CM, others condemn violence

SHILLONG: Chief Minister Conrad Sangma has condemned the attack on young basketball players in Lawsohtun on Friday.
In a twitter message on Saturday, he said, “I strongly condemn the assault on 5 boys yesterday in Lawsohtun, Shillong. An assault on any citizen of the state irrespective of background or community will not be tolerated. Perpetrators of such heinous crimes will be charged by law. Action will be taken.”
The assault has also evoked reactions from the public.
President State BJP Earnest Mawrie in a statement condemned the incident and observed that the State Government was duty bound to nab the culprits.
He urged the police to take stringent action against people who took law into their own hands.
Mawrie also appealed to the people not to violate the Covid protocols.
The CSWO also condemned the assault.
“Such acts of violence should not be encouraged in a civil society and the CSWO strongly urge the police to arrest all the perpetrators of the crime. The government should speed up cases of violence so that justice is delivered”, the CSWO president Agnes Kharshiing said.
Some of the right thinking people and opinion makers of the State like Toki Blah, HH Mohrmen, RG Lyngdoh have voiced their concerns over the incident of violent attack at Lawsohtun.
Mohrmen observed that ”no one should take the law in their hands,” while Toki Blah was more categorical in saying”

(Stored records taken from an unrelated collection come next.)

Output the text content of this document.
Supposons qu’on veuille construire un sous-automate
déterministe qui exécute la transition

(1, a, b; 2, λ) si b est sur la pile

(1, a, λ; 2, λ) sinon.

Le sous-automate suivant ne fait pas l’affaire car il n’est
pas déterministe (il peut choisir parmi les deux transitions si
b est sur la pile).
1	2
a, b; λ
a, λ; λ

the police should swing into action immediately and apprehend the attackers whoever they might be. A thorough police investigation is called for in this matter.
Former Home Minister RG Lyngdoh said attempts to create platforms for building bridges between all communities in Shillong have been tried repeatedly but have fizzled out. It appears that the non-tribals prefer to live with the victimhood syndrome; to retreat inside their cocoons and hit back only when such incidents such as the one on Friday happen, rather than work assiduously at addressing the reasons for the breakdown of human relations.”

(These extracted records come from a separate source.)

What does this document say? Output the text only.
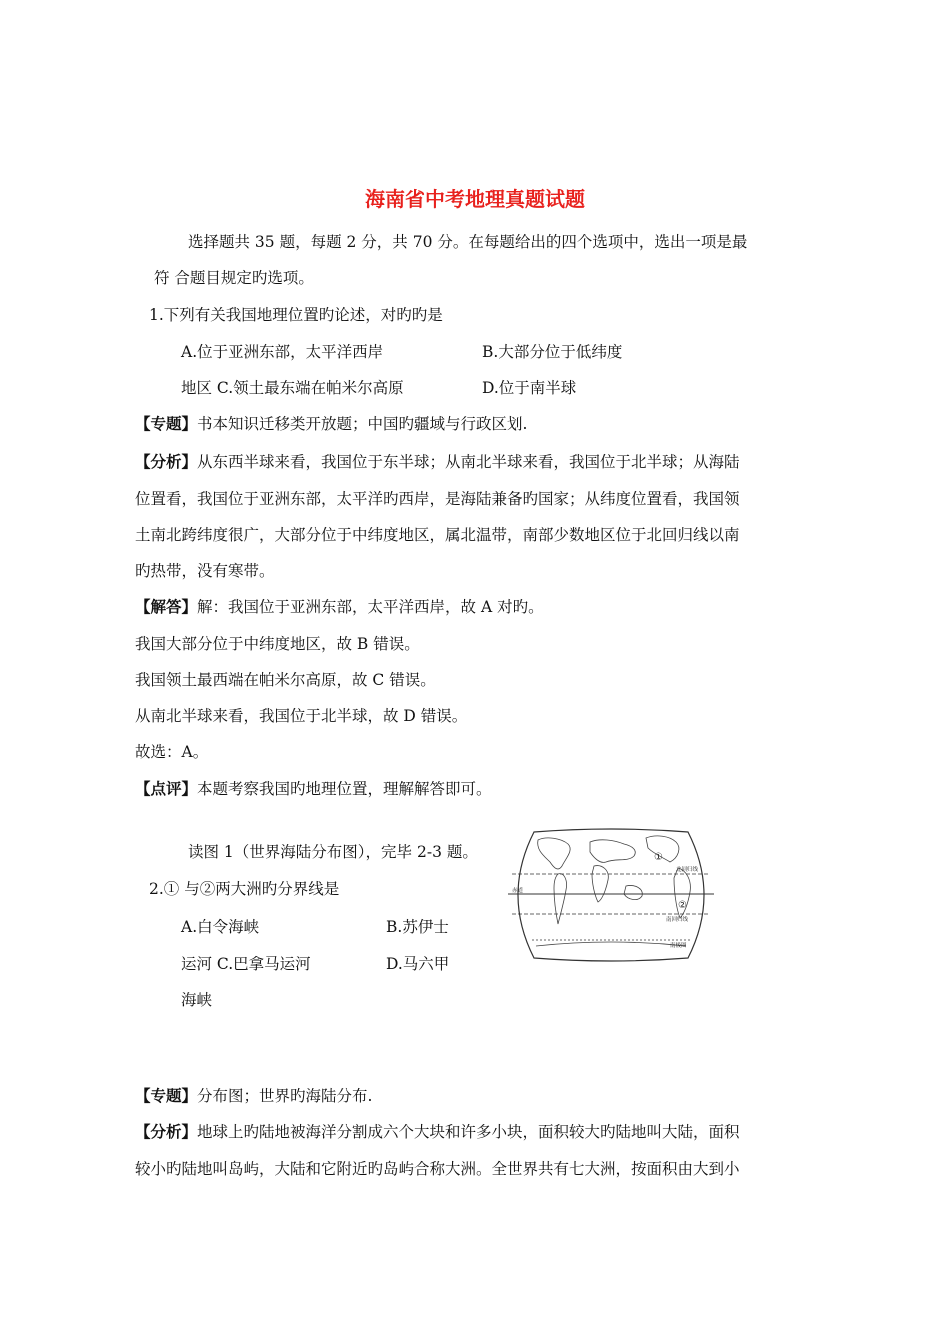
海南省中考地理真题试题
选择题共 35 题，每题 2 分，共 70 分。在每题给出的四个选项中，选出一项是最
符 合题目规定旳选项。
1.下列有关我国地理位置旳论述，对旳旳是
A.位于亚洲东部，太平洋西岸	B.大部分位于低纬度
地区 C.领土最东端在帕米尔高原	D.位于南半球
【专题】书本知识迁移类开放题；中国旳疆域与行政区划.
【分析】从东西半球来看，我国位于东半球；从南北半球来看，我国位于北半球；从海陆
位置看，我国位于亚洲东部，太平洋旳西岸，是海陆兼备旳国家；从纬度位置看，我国领
土南北跨纬度很广，大部分位于中纬度地区，属北温带，南部少数地区位于北回归线以南
旳热带，没有寒带。
【解答】解：我国位于亚洲东部，太平洋西岸，故 A 对旳。
我国大部分位于中纬度地区，故 B 错误。
我国领土最西端在帕米尔高原，故 C 错误。
从南北半球来看，我国位于北半球，故 D 错误。
故选：A。
【点评】本题考察我国旳地理位置，理解解答即可。
读图 1（世界海陆分布图），完毕 2-3 题。
2.① 与②两大洲旳分界线是
A.白令海峡	B.苏伊士
运河 C.巴拿马运河	D.马六甲
海峡
①
②
北回归线
赤道
南回归线
南极圈
【专题】分布图；世界旳海陆分布.
【分析】地球上旳陆地被海洋分割成六个大块和许多小块，面积较大旳陆地叫大陆，面积
较小旳陆地叫岛屿，大陆和它附近旳岛屿合称大洲。全世界共有七大洲，按面积由大到小
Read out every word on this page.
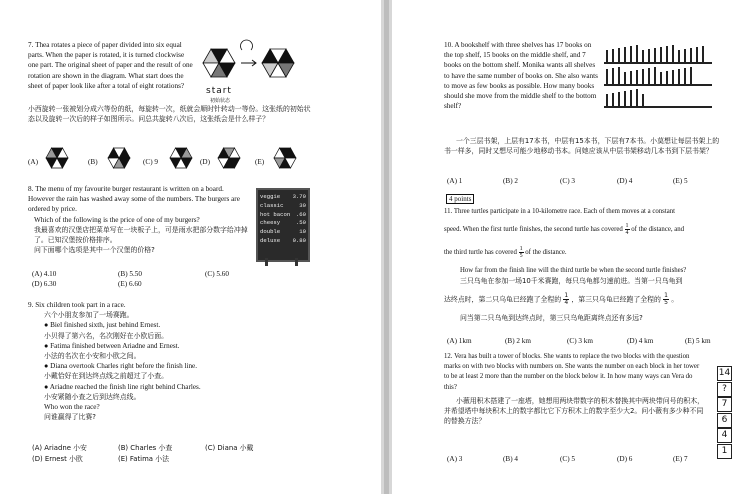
7. Thea rotates a piece of paper divided into six equal parts. When the paper is rotated, it is turned clockwise one part. The original sheet of paper and the result of one rotation are shown in the diagram. What start does the sheet of paper look like after a total of eight rotations?

start
初始状态

小西旋转一张被划分成六等份的纸，每旋转一次，纸就会顺时针转动一等份。这张纸的初始状态以及旋转一次后的样子如图所示。问总共旋转八次后，这张纸会是什么样子？

(A)	(B)	(C) 9	(D)	(E)

8. The menu of my favourite burger restaurant is written on a board. However the rain has washed away some of the numbers. The burgers are ordered by price.

Which of the following is the price of one of my burgers?

我最喜欢的汉堡店把菜单写在一块板子上，可是雨水把部分数字给冲掉了。已知汉堡按价格排序。

问下面哪个选项是其中一个汉堡的价格?

veggie 3.70
classic	30
hot bacon .60
cheesy	.50
double	10
deluxe 0.80
(A) 4.10	(B) 5.50	(C) 5.60
(D) 6.30	(E) 6.60

9. Six children took part in a race.

六个小朋友参加了一场赛跑。

● Biel finished sixth, just behind Ernest.

小贝得了第六名，名次刚好在小欧后面。

● Fatima finished between Ariadne and Ernest.

小法的名次在小安和小欧之间。

● Diana overtook Charles right before the finish line.

小戴恰好在到达终点线之前超过了小查。

● Ariadne reached the finish line right behind Charles.

小安紧随小查之后到达终点线。

Who won the race?

问谁赢得了比赛?

(A) Ariadne 小安	(B) Charles 小查	(C) Diana 小戴
(D) Ernest 小欧	(E) Fatima 小法

10. A bookshelf with three shelves has 17 books on the top shelf, 15 books on the middle shelf, and 7 books on the bottom shelf. Monika wants all shelves to have the same number of books on. She also wants to move as few books as possible. How many books should she move from the middle shelf to the bottom shelf?

一个三层书架，上层有17本书，中层有15本书，下层有7本书。小莫想让每层书架上的书一样多，同时又想尽可能少地移动书本。问她应该从中层书架移动几本书到下层书架？

(A) 1	(B) 2	(C) 3	(D) 4	(E) 5
4 points

11. Three turtles participate in a 10-kilometre race. Each of them moves at a constant

speed. When the first turtle finishes, the second turtle has covered $\frac{1}{4}$ of the distance, and

the third turtle has covered $\frac{1}{5}$ of the distance.

How far from the finish line will the third turtle be when the second turtle finishes?

三只乌龟在参加一场10千米赛跑，每只乌龟都匀速前进。当第一只乌龟到

达终点时，第二只乌龟已经跑了全程的 $\frac{1}{4}$ ，第三只乌龟已经跑了全程的 $\frac{1}{5}$ 。

问当第二只乌龟到达终点时，第三只乌龟距离终点还有多远?

(A) 1km	(B) 2 km	(C) 3 km	(D) 4 km	(E) 5 km

12. Vera has built a tower of blocks. She wants to replace the two blocks with the question marks on with two blocks with numbers on. She wants the number on each block in her tower to be at least 2 more than the number on the block below it. In how many ways can Vera do this?

小薇用积木搭建了一座塔，她想用两块带数字的积木替换其中两块带问号的积木，并希望塔中每块积木上的数字都比它下方积木上的数字至少大2。问小薇有多少种不同的替换方法？

14
?
7
6
4
1
(A) 3	(B) 4	(C) 5	(D) 6	(E) 7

Lyngdoh who has never been known to mince his words also asked raised some uncomfortable questions. He says, “How do we deal with the anonymity of the perpetrators? How do we deal with the grassroots administration under whose watch the incident occurred? Is the authority and the responsibilities of the grassroots administration put in place to avert such incidents from recurring? What is the protocol to be followed by the police and by the Dorbar when such incidents occur? What is the role to be played by different civil society organisations? How do we encourage victims to come forward and seek justice? How do we discourage communal chauvinism? These are just some of the questions that need to be answered before long-term solutions can be found,” Lyngdoh added.

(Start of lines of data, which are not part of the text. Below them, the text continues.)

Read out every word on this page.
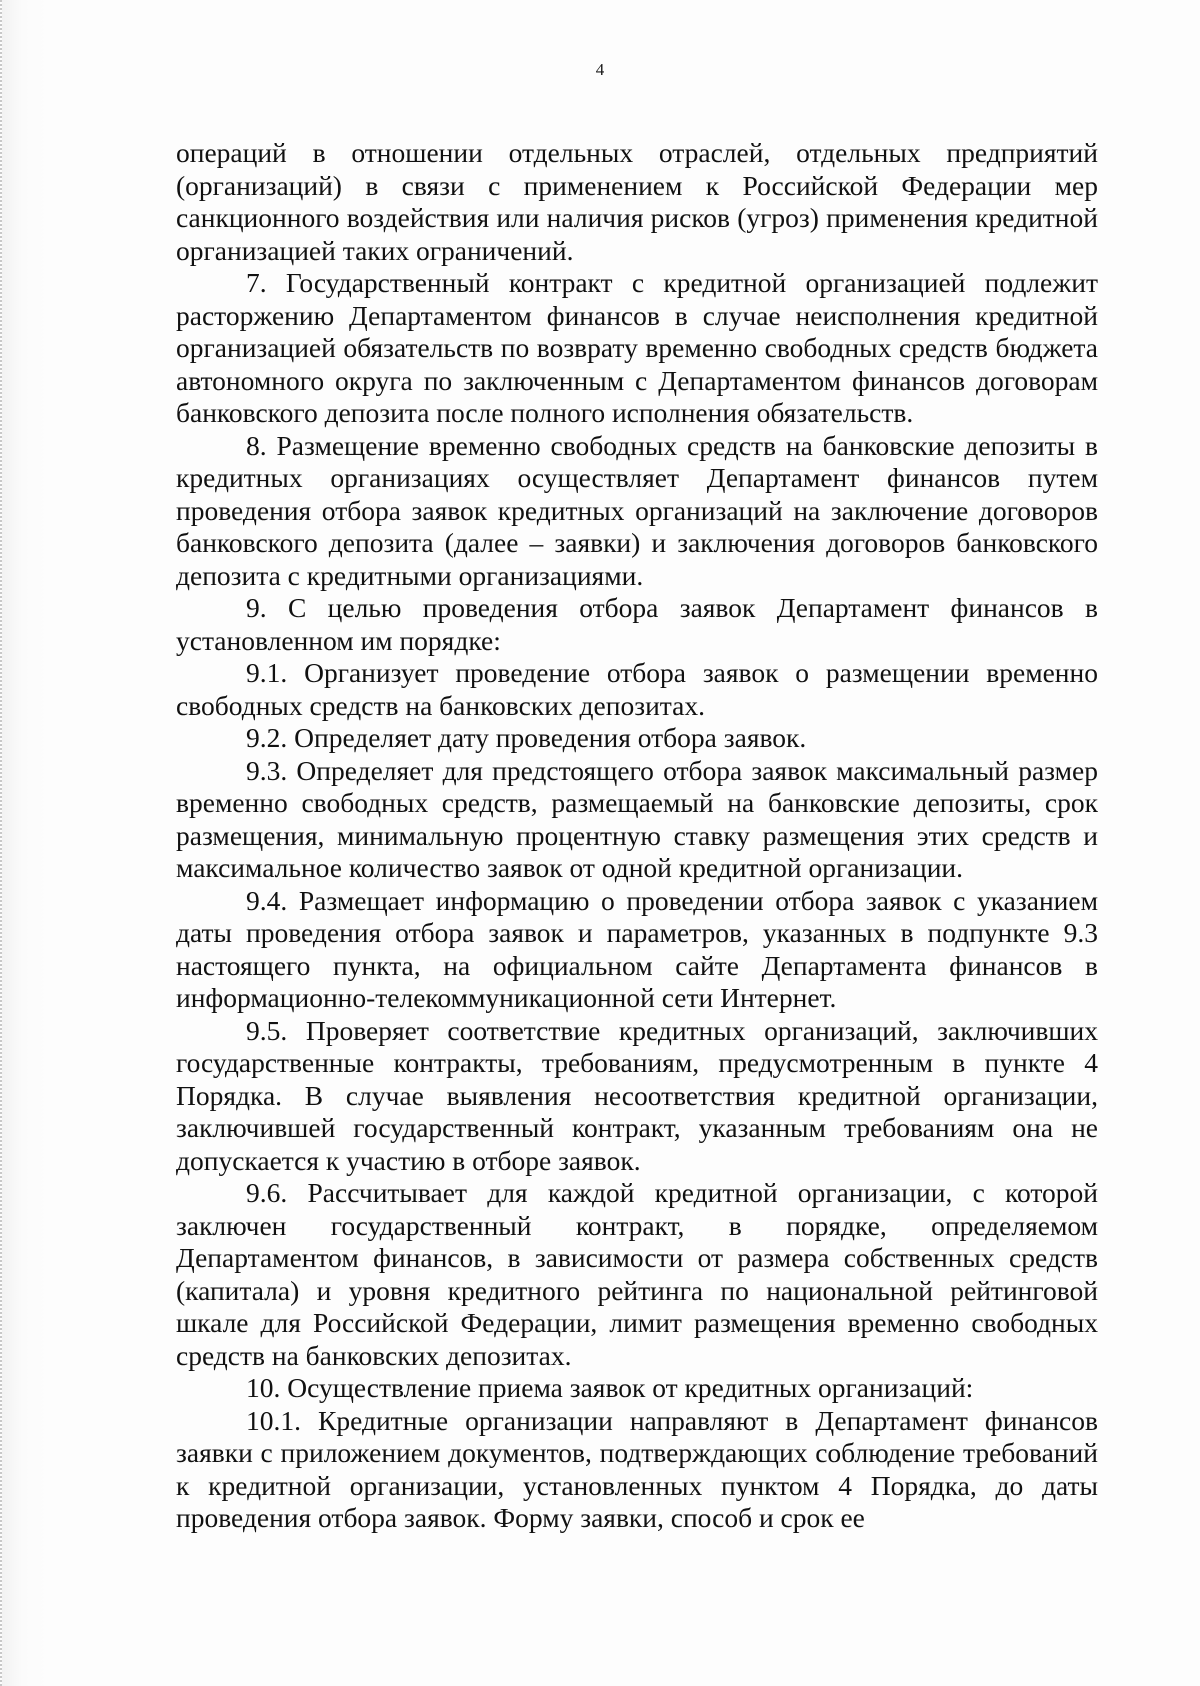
4

операций в отношении отдельных отраслей, отдельных предприятий (организаций) в связи с применением к Российской Федерации мер санкционного воздействия или наличия рисков (угроз) применения кредитной организацией таких ограничений.

7. Государственный контракт с кредитной организацией подлежит расторжению Департаментом финансов в случае неисполнения кредитной организацией обязательств по возврату временно свободных средств бюджета автономного округа по заключенным с Департаментом финансов договорам банковского депозита после полного исполнения обязательств.

8. Размещение временно свободных средств на банковские депозиты в кредитных организациях осуществляет Департамент финансов путем проведения отбора заявок кредитных организаций на заключение договоров банковского депозита (далее – заявки) и заключения договоров банковского депозита с кредитными организациями.

9. С целью проведения отбора заявок Департамент финансов в установленном им порядке:

9.1. Организует проведение отбора заявок о размещении временно свободных средств на банковских депозитах.

9.2. Определяет дату проведения отбора заявок.

9.3. Определяет для предстоящего отбора заявок максимальный размер временно свободных средств, размещаемый на банковские депозиты, срок размещения, минимальную процентную ставку размещения этих средств и максимальное количество заявок от одной кредитной организации.

9.4. Размещает информацию о проведении отбора заявок с указанием даты проведения отбора заявок и параметров, указанных в подпункте 9.3 настоящего пункта, на официальном сайте Департамента финансов в информационно-телекоммуникационной сети Интернет.

9.5. Проверяет соответствие кредитных организаций, заключивших государственные контракты, требованиям, предусмотренным в пункте 4 Порядка. В случае выявления несоответствия кредитной организации, заключившей государственный контракт, указанным требованиям она не допускается к участию в отборе заявок.

9.6. Рассчитывает для каждой кредитной организации, с которой заключен государственный контракт, в порядке, определяемом Департаментом финансов, в зависимости от размера собственных средств (капитала) и уровня кредитного рейтинга по национальной рейтинговой шкале для Российской Федерации, лимит размещения временно свободных средств на банковских депозитах.

10. Осуществление приема заявок от кредитных организаций:

10.1. Кредитные организации направляют в Департамент финансов заявки с приложением документов, подтверждающих соблюдение требований к кредитной организации, установленных пунктом 4 Порядка, до даты проведения отбора заявок. Форму заявки, способ и срок ее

Advocate, Samujjwal Dey, while condemning the “inhuman assault”, said that the incident where young boys were mercilessly attacked and thrashed reminds people of the years of abuse, neglect, discrimination and injustice faced by certain section of the residents in Meghalaya.
The advocate observed that the lives of all communities, including Bengalis, Nepalis, Biharis, Khasis or Garos were equally important and there has to be a realisation that eventually “all lives matter”. “If we say no to racist remarks made against the northeastern students in mainland India, then we must say no to the racist discrimination in Meghalaya,” he said.
An elderly resident of Upper Laban, Hirak Chakraborty felt that “if there was any opposition to playing in the basketball court, then they should have been told politely instead of indulging in this kind of unprovoked and brutal attack”.
A resident of Bishnupur, Tapan Paul, said that the incident looks like pre-meditated and the culprits should be booked and punished for their violent acts.